Wednesday, January 26, 2011

Winning the future.

I sat down to write my point of view on last night's State of the Union address when I remembered that I had written it two and a half years ago during the 2008 primaries.

It is indeed time to "win the future" through a better educated workforce; through a more intelligent information-based healthcare system; through a clean energy policy that is less dependent on OPEC; and through a 21st century infrastructure that boosts productivity and employment.  These investments are not abstract issues for policy wonks, these are kitchen table issues.  (If you have kids, think about these issues relative to their future and you'll know why I believe this.)

But, similar to what I expressed in 2008, I think the message needs to be clearer and more motivating (and without a slogan that can be shortened to "WTF.")

While "winning the future" attempts to inspire, we see time and again that messages tend to be more motivating when contrasted with the perils of inaction.  Compelling stories need both a protagonist and an antagonist .  Is essential to the Hero's Journey.  It is essential to brands.  It is essential to winning the future.

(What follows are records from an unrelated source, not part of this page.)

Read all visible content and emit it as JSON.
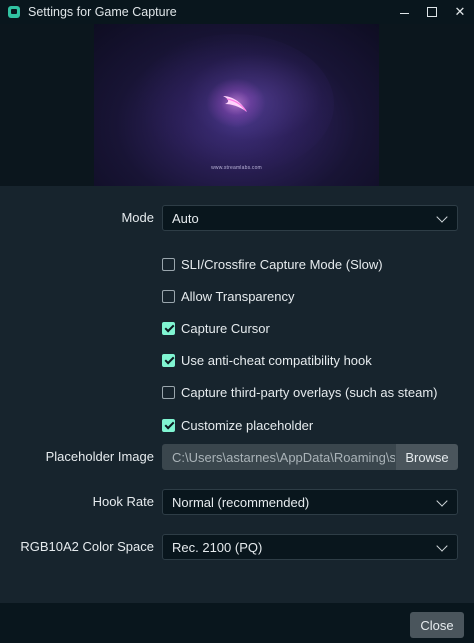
{
  "window": {
    "title": "Settings for Game Capture",
    "controls": {
      "minimize": "minimize",
      "maximize": "maximize",
      "close": "✕"
    }
  },
  "preview": {
    "caption": "www.streamlabs.com",
    "colors": {
      "background": "#1c1640",
      "glow": "#ff9cf2"
    }
  },
  "form": {
    "mode": {
      "label": "Mode",
      "value": "Auto"
    },
    "checkboxes": [
      {
        "label": "SLI/Crossfire Capture Mode (Slow)",
        "checked": false
      },
      {
        "label": "Allow Transparency",
        "checked": false
      },
      {
        "label": "Capture Cursor",
        "checked": true
      },
      {
        "label": "Use anti-cheat compatibility hook",
        "checked": true
      },
      {
        "label": "Capture third-party overlays (such as steam)",
        "checked": false
      },
      {
        "label": "Customize placeholder",
        "checked": true
      }
    ],
    "placeholder_image": {
      "label": "Placeholder Image",
      "value": "C:\\Users\\astarnes\\AppData\\Roaming\\slobs-client\\placeholder.png",
      "browse_label": "Browse"
    },
    "hook_rate": {
      "label": "Hook Rate",
      "value": "Normal (recommended)"
    },
    "color_space": {
      "label": "RGB10A2 Color Space",
      "value": "Rec. 2100 (PQ)"
    }
  },
  "footer": {
    "close_label": "Close"
  },
  "colors": {
    "accent": "#80f5d2",
    "panel": "#17242d",
    "titlebar": "#09161d"
  }
}
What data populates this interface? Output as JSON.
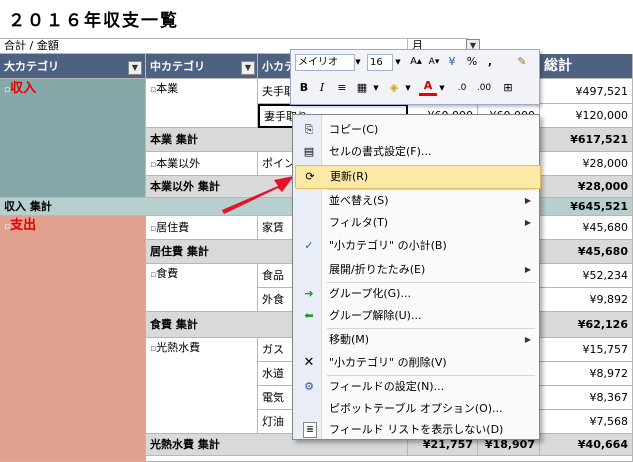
{
  "title": "２０１６年収支一覧",
  "labels": {
    "sum_amount": "合計 / 金額",
    "month": "月"
  },
  "headers": {
    "major": "大カテゴリ",
    "middle": "中カテゴリ",
    "minor": "小カテ",
    "total": "総計"
  },
  "rows": {
    "income": "収入",
    "hongyo": "本業",
    "husband": "夫手取り",
    "wife": "妻手取り",
    "wife_v1": "¥60,000",
    "wife_v2": "¥60,000",
    "hongyo_total": "本業 集計",
    "other_income": "本業以外",
    "point": "ポイン",
    "other_total": "本業以外 集計",
    "income_total": "収入 集計",
    "expense": "支出",
    "housing": "居住費",
    "rent": "家賃",
    "housing_total": "居住費 集計",
    "food": "食費",
    "groceries": "食品",
    "eating_out": "外食",
    "food_total": "食費 集計",
    "utilities": "光熱水費",
    "gas": "ガス",
    "water": "水道",
    "electricity": "電気",
    "kerosene": "灯油",
    "utilities_total": "光熱水費 集計",
    "util_total_v1": "¥21,757",
    "util_total_v2": "¥18,907"
  },
  "partial_cols": {
    "r1": "94",
    "r3": "94",
    "r7": "94",
    "r8": "40",
    "r9": "40",
    "r10": "59",
    "r12": "96",
    "r13": "45",
    "r14": "40",
    "r15": "18",
    "r16": "46"
  },
  "totals": {
    "husband": "¥497,521",
    "wife": "¥120,000",
    "hongyo_total": "¥617,521",
    "point": "¥28,000",
    "other_total": "¥28,000",
    "income_total": "¥645,521",
    "rent": "¥45,680",
    "housing_total": "¥45,680",
    "groceries": "¥52,234",
    "eating_out": "¥9,892",
    "food_total": "¥62,126",
    "gas": "¥15,757",
    "water": "¥8,972",
    "electricity": "¥8,367",
    "kerosene": "¥7,568",
    "utilities_total": "¥40,664"
  },
  "toolbar": {
    "font": "メイリオ",
    "size": "16",
    "bold": "B",
    "italic": "I",
    "percent": "%",
    "comma": ",",
    "font_color_letter": "A"
  },
  "menu": {
    "copy": "コピー(C)",
    "format": "セルの書式設定(F)...",
    "refresh": "更新(R)",
    "sort": "並べ替え(S)",
    "filter": "フィルタ(T)",
    "subtotal": "\"小カテゴリ\" の小計(B)",
    "expand": "展開/折りたたみ(E)",
    "group": "グループ化(G)...",
    "ungroup": "グループ解除(U)...",
    "move": "移動(M)",
    "delete": "\"小カテゴリ\" の削除(V)",
    "field_settings": "フィールドの設定(N)...",
    "pivot_options": "ピボットテーブル オプション(O)...",
    "hide_field_list": "フィールド リストを表示しない(D)"
  },
  "colors": {
    "income_bg": "#87a8a8",
    "expense_bg": "#e2a08f",
    "header_bg": "#4f6181",
    "subtotal_bg": "#d9d9d9",
    "grand_total_bg": "#b8cfcf",
    "red_text": "#e00000",
    "menu_highlight": "#fde9a6",
    "arrow": "#e8102a"
  }
}
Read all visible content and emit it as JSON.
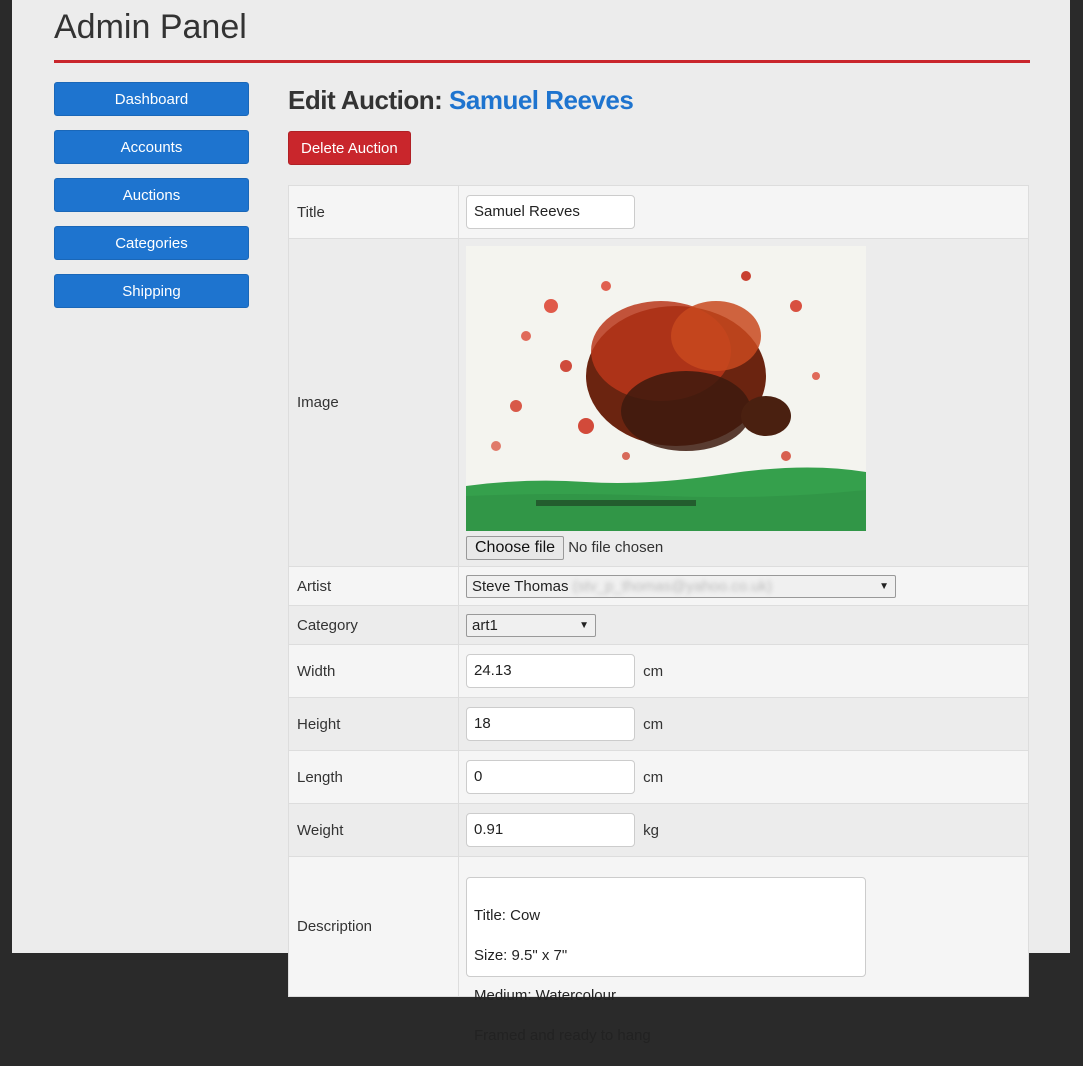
{
  "header": {
    "title": "Admin Panel"
  },
  "sidebar": {
    "items": [
      {
        "label": "Dashboard"
      },
      {
        "label": "Accounts"
      },
      {
        "label": "Auctions"
      },
      {
        "label": "Categories"
      },
      {
        "label": "Shipping"
      }
    ]
  },
  "main": {
    "heading_prefix": "Edit Auction:",
    "heading_name": "Samuel Reeves",
    "delete_label": "Delete Auction"
  },
  "form": {
    "title": {
      "label": "Title",
      "value": "Samuel Reeves"
    },
    "image": {
      "label": "Image",
      "file_button": "Choose file",
      "file_status": "No file chosen"
    },
    "artist": {
      "label": "Artist",
      "value": "Steve Thomas",
      "email": "(stv_p_thomas@yahoo.co.uk)"
    },
    "category": {
      "label": "Category",
      "value": "art1"
    },
    "width": {
      "label": "Width",
      "value": "24.13",
      "unit": "cm"
    },
    "height": {
      "label": "Height",
      "value": "18",
      "unit": "cm"
    },
    "length": {
      "label": "Length",
      "value": "0",
      "unit": "cm"
    },
    "weight": {
      "label": "Weight",
      "value": "0.91",
      "unit": "kg"
    },
    "description": {
      "label": "Description",
      "lines": [
        "Title: Cow",
        "Size: 9.5\" x 7\"",
        "Medium: Watercolour",
        "Framed and ready to hang"
      ]
    }
  },
  "colors": {
    "accent_blue": "#1e74cf",
    "danger_red": "#c9262c"
  }
}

The "Sputnik moment of a previous generation was a direct reaction to the Soviet Union's sudden superiority in space.  The American people had no doubt who we were trying to surpass and why.  To that same end, I thought President Obama should have made clearer the level of investment China is making to win the future in alternative energy, high-speed rail and education.  As a people, we tend to pull together when we have a clear sense of purpose.